Verordening nr. 58 wordt ingetrokken.

Artikel 3

Deze verordening treedt in werking op de derde dag volgende op die van haar bekendmaking in het Publicatieblad van Europese Gemeenschappen.

Zij is van toepassing vanaf de derde maand volgende op die waarzin ze in werking is getreden.

Deze verordening is verbindend in al haar onderdelen en is rechtstreeks toepasselijk in elke lidstaat.




BIJLAGE

NORM VOOR BONEN

I. DEFINITIE VAN HET PRODUCT

Deze norm heeft betrekking op bonenvariëteiten (cultivars) van Phaseolus vulgaris L. en Phaseolus coccineus L. voor verse consumptie, met uitzondering van bonen die gedopt worden of die bestemd zijn voor industriële verwerking.

II. KWALITEITSVOORSCHRIFTEN

In deze norm wordt aangegeven aan welke kwaliteitseisen bonen na opmaak en verpakking moeten voldoen.

A. Minimumeisen

Onverminderd de voor elke klasse geldende specifieke eisen en toegestane toleranties moeten bonen in alle kwaliteitsklassen zijn:

—intact (5),

—gezond; de producten mogen niet zijn aangetast door rot of een zodanig verminderde kwaliteit hebben dat zij niet meer geschikt zijn voor consumptie,

—zuiver, nagenoeg vrij van zichtbare vreemde stoffen,

—vers van uiterlijk,

—vrij van perkamentachtig vlies in de peulwand (harde endodermis),

—nagenoeg vrij van plagen,

—nagenoeg vrij van beschadiging door plagen,

—vrij van abnormaal uitwendig vocht,

—vrij van vreemde geur en/of smaak.

Bonen moeten zodanig ontwikkeld en in een zodanige conditie zijn dat zij:

—bestand zijn tegen vervoer en goederenbehandeling, en

—in goede staat op de plaats van bestemming kunnen aankomen.

B. Indeling in klassen

Bonen worden ingedeeld in de drie hieronder omschreven klassen:

i)Klasse „Extra”

In deze klasse ingedeelde bonen moeten van voortreffelijke kwaliteit zijn. De bonen moeten de voor de variëteit en/of het handelstype kenmerkende vorm, ontwikkeling en kleur hebben.

De bonen moeten:

—turgescent zijn en gemakkelijk te breken,

—zeer mals zijn,

—nagenoegd recht zijn,

—geen draden hebben.

Eventuele zaden moeten klein en mals zijn. Naaldbonen moeten echter vrij van zaden zijn.
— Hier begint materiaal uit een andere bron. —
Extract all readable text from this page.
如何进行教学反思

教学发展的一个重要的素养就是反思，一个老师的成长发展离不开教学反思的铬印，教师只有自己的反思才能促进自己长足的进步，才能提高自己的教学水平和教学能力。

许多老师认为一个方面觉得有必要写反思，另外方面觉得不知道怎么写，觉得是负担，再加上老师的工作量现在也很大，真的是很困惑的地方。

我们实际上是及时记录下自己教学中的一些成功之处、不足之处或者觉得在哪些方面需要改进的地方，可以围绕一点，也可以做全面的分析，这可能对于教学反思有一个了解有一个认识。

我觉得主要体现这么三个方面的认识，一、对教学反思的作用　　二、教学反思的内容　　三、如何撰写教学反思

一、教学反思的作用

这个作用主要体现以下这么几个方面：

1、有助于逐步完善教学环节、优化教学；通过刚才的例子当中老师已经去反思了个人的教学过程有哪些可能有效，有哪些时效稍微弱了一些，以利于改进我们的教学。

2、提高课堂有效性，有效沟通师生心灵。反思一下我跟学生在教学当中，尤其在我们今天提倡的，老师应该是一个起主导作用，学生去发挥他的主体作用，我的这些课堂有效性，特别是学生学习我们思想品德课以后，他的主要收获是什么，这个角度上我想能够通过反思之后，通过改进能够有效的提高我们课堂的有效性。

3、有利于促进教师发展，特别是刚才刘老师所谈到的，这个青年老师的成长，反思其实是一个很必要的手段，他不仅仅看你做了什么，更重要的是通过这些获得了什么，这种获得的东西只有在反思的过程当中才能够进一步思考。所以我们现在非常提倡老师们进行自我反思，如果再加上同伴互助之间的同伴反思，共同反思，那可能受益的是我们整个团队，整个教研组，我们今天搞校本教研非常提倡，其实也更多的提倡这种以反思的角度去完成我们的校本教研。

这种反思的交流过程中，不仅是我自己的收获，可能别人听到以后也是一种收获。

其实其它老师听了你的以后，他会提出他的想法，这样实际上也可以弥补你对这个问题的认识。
De bonen moeten vrij van gebreken zijn, afgezien van zeer kleine oppervlakkige afwijkingen die evenwel het algemene uiterlijk, de kwaliteit, de houdbaarheid en de presentatie van het product in de verpakking niet mogen schaden.

ii)Klasse I

In deze klasse ingedeelde bonen moeten van goede kwaliteit zijn. Zij moeten de voor de variëteit en/of het handelstype kenmerkende vorm, ontwikkeling en kleur hebben.

De bonen moeten:

—turgescent zijn,

—jong en mals zijn,

—nagenoeg vrij zijn van draden, tenzij het snijbonen betreft.

Eventuele zaden moeten klein en mals zijn.
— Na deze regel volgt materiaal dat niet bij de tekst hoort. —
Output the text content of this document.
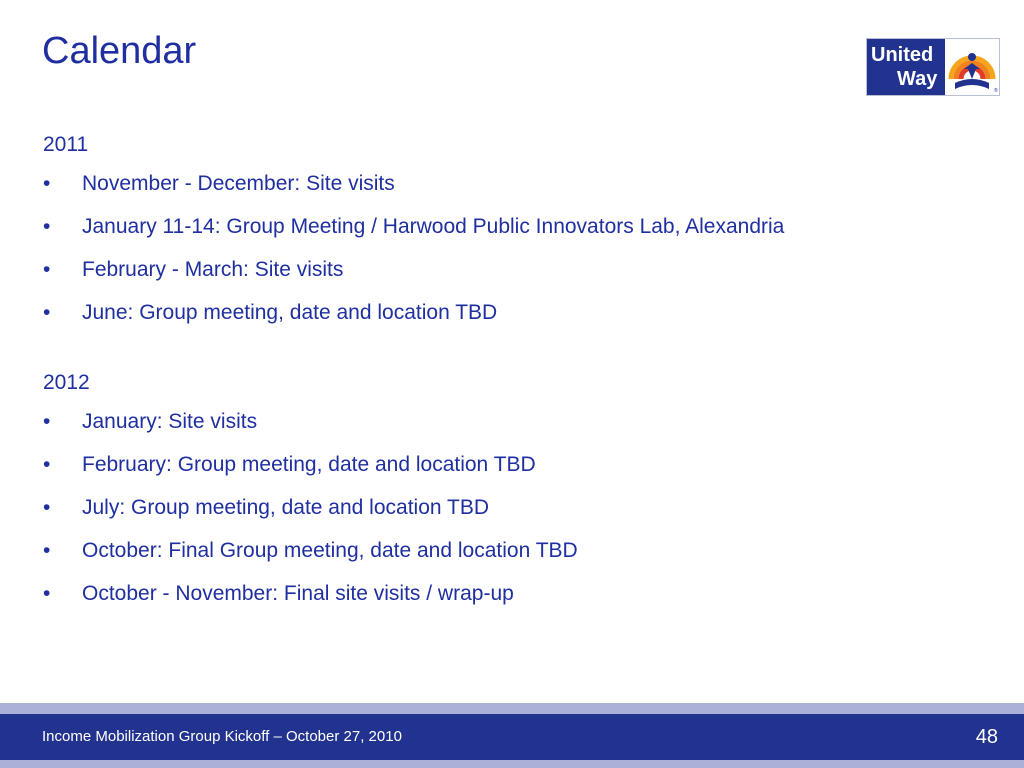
Calendar	United
Way
®
2011
• November - December: Site visits
• January 11-14: Group Meeting / Harwood Public Innovators Lab, Alexandria
• February - March: Site visits
• June: Group meeting, date and location TBD
2012
• January: Site visits
• February: Group meeting, date and location TBD
• July: Group meeting, date and location TBD
• October: Final Group meeting, date and location TBD
• October - November: Final site visits / wrap-up
Income Mobilization Group Kickoff – October 27, 2010	48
De producten mogen evenwel de volgende kleine afwijkingen vertonen, op voorwaarde dat zij het algemene uiterlijk, de kwaliteit, de houdbaarheid en de presentatie van de producten in de verpakking niet nadelig beïnvloeden:

—geringe vormafwijkingen,

—geringe kleurafwijkingen,

—lichte beschadigingen van de schil.

iii)Klasse II

Tot deze klasse behoren bonen die niet in een hogere klasse kunnen worden ingedeeld, maar die voldoen aan de bovenstaande minimumeisen.

De bonen moeten:

—redelijk mals zijn,

—vrij van roestvlekken zijn, wanneer het naaldbonen betreft.

Eventuele zaden mogen niet te groot zijn en moeten redelijk mals zijn.
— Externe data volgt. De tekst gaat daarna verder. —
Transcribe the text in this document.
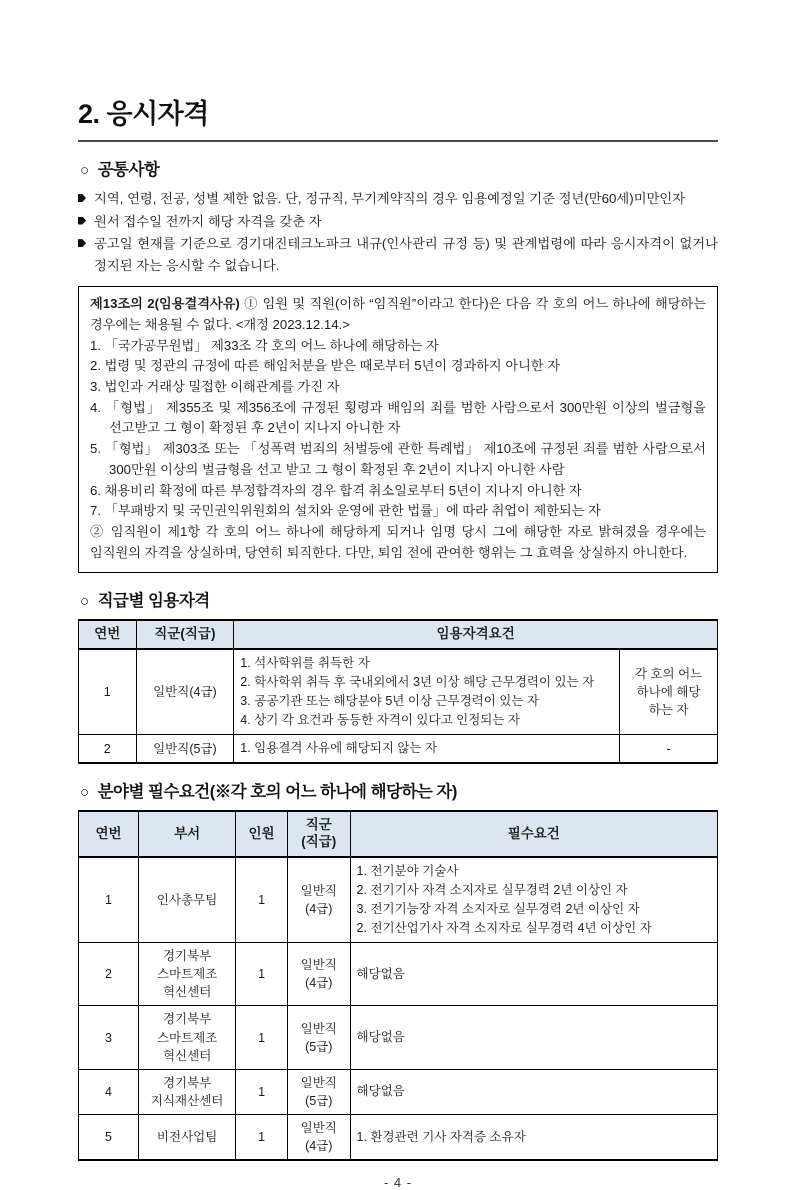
2. 응시자격
○ 공통사항
지역, 연령, 전공, 성별 제한 없음. 단, 정규직, 무기계약직의 경우 임용예정일 기준 정년(만60세)미만인자
원서 접수일 전까지 해당 자격을 갖춘 자
공고일 현재를 기준으로 경기대진테크노파크 내규(인사관리 규정 등) 및 관계법령에 따라 응시자격이 없거나 정지된 자는 응시할 수 없습니다.

제13조의 2(임용결격사유) ① 임원 및 직원(이하 “임직원”이라고 한다)은 다음 각 호의 어느 하나에 해당하는 경우에는 채용될 수 없다. <개정 2023.12.14.>

1. 「국가공무원법」 제33조 각 호의 어느 하나에 해당하는 자

2. 법령 및 정관의 규정에 따른 해임처분을 받은 때로부터 5년이 경과하지 아니한 자

3. 법인과 거래상 밀접한 이해관계를 가진 자

4. 「형법」 제355조 및 제356조에 규정된 횡령과 배임의 죄를 범한 사람으로서 300만원 이상의 벌금형을 선고받고 그 형이 확정된 후 2년이 지나지 아니한 자

5. 「형법」 제303조 또는 「성폭력 범죄의 처벌등에 관한 특례법」 제10조에 규정된 죄를 범한 사람으로서 300만원 이상의 벌금형을 선고 받고 그 형이 확정된 후 2년이 지나지 아니한 사람

6. 채용비리 확정에 따른 부정합격자의 경우 합격 취소일로부터 5년이 지나지 아니한 자

7. 「부패방지 및 국민권익위원회의 설치와 운영에 관한 법률」에 따라 취업이 제한되는 자

② 임직원이 제1항 각 호의 어느 하나에 해당하게 되거나 임명 당시 그에 해당한 자로 밝혀졌을 경우에는 임직원의 자격을 상실하며, 당연히 퇴직한다. 다만, 퇴임 전에 관여한 행위는 그 효력을 상실하지 아니한다.

○ 직급별 임용자격
연번	직군(직급)	임용자격요건	
1	일반직(4급)	1. 석사학위를 취득한 자
2. 학사학위 취득 후 국내외에서 3년 이상 해당 근무경력이 있는 자
3. 공공기관 또는 해당분야 5년 이상 근무경력이 있는 자
4. 상기 각 요건과 동등한 자격이 있다고 인정되는 자	각 호의 어느
하나에 해당
하는 자
2	일반직(5급)	1. 임용결격 사유에 해당되지 않는 자	-
○ 분야별 필수요건(※각 호의 어느 하나에 해당하는 자)
연번	부서	인원	직군
(직급)	필수요건
1	인사총무팀	1	일반직
(4급)	1. 전기분야 기술사
2. 전기기사 자격 소지자로 실무경력 2년 이상인 자
3. 전기기능장 자격 소지자로 실무경력 2년 이상인 자
2. 전기산업기사 자격 소지자로 실무경력 4년 이상인 자
2	경기북부
스마트제조
혁신센터	1	일반직
(4급)	해당없음
3	경기북부
스마트제조
혁신센터	1	일반직
(5급)	해당없음
4	경기북부
지식재산센터	1	일반직
(5급)	해당없음
5	비전사업팀	1	일반직
(4급)	1. 환경관련 기사 자격증 소유자
- 4 -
Op voorwaarde dat de producten nog hun essentiële kenmerken wat betreft kwaliteit, houdbaarheid en presentatie vertonen, zijn evenwel de volgende afwijkingen toegestaan:

—vormafwijkingen,

—kleurafwijkingen,

—beschadigingen van de schil,

—draden,

—lichte roestvlekken, uitgezonderd bij naaldbonen.

III. SORTERINGSVOORSCHRIFTEN

De grootte wordt bepaald aan de hand van de haaks op de naad gemeten peulbreedte.

Voor naaldbonen is groottesortering verplicht, waarbij de volgende indeling wordt gehanteerd:



— zeer fijn:

maximale peulbreedte 6 mm,

— fijn:

maximale peulbreedte 9 mm,

— middelfijn:

maximale peulbreedte 12 mm.

Middelfijne naaldbonen mogen niet in klasse „Extra” worden ingedeeld.

IV. TOLERANTIES

Per verpakkingseenheid gelden toleranties voor producten die qua kwaliteit en eventueel grootteklasse niet beantwoorden aan de eisen voor de klasse waarin zij zijn ingedeeld.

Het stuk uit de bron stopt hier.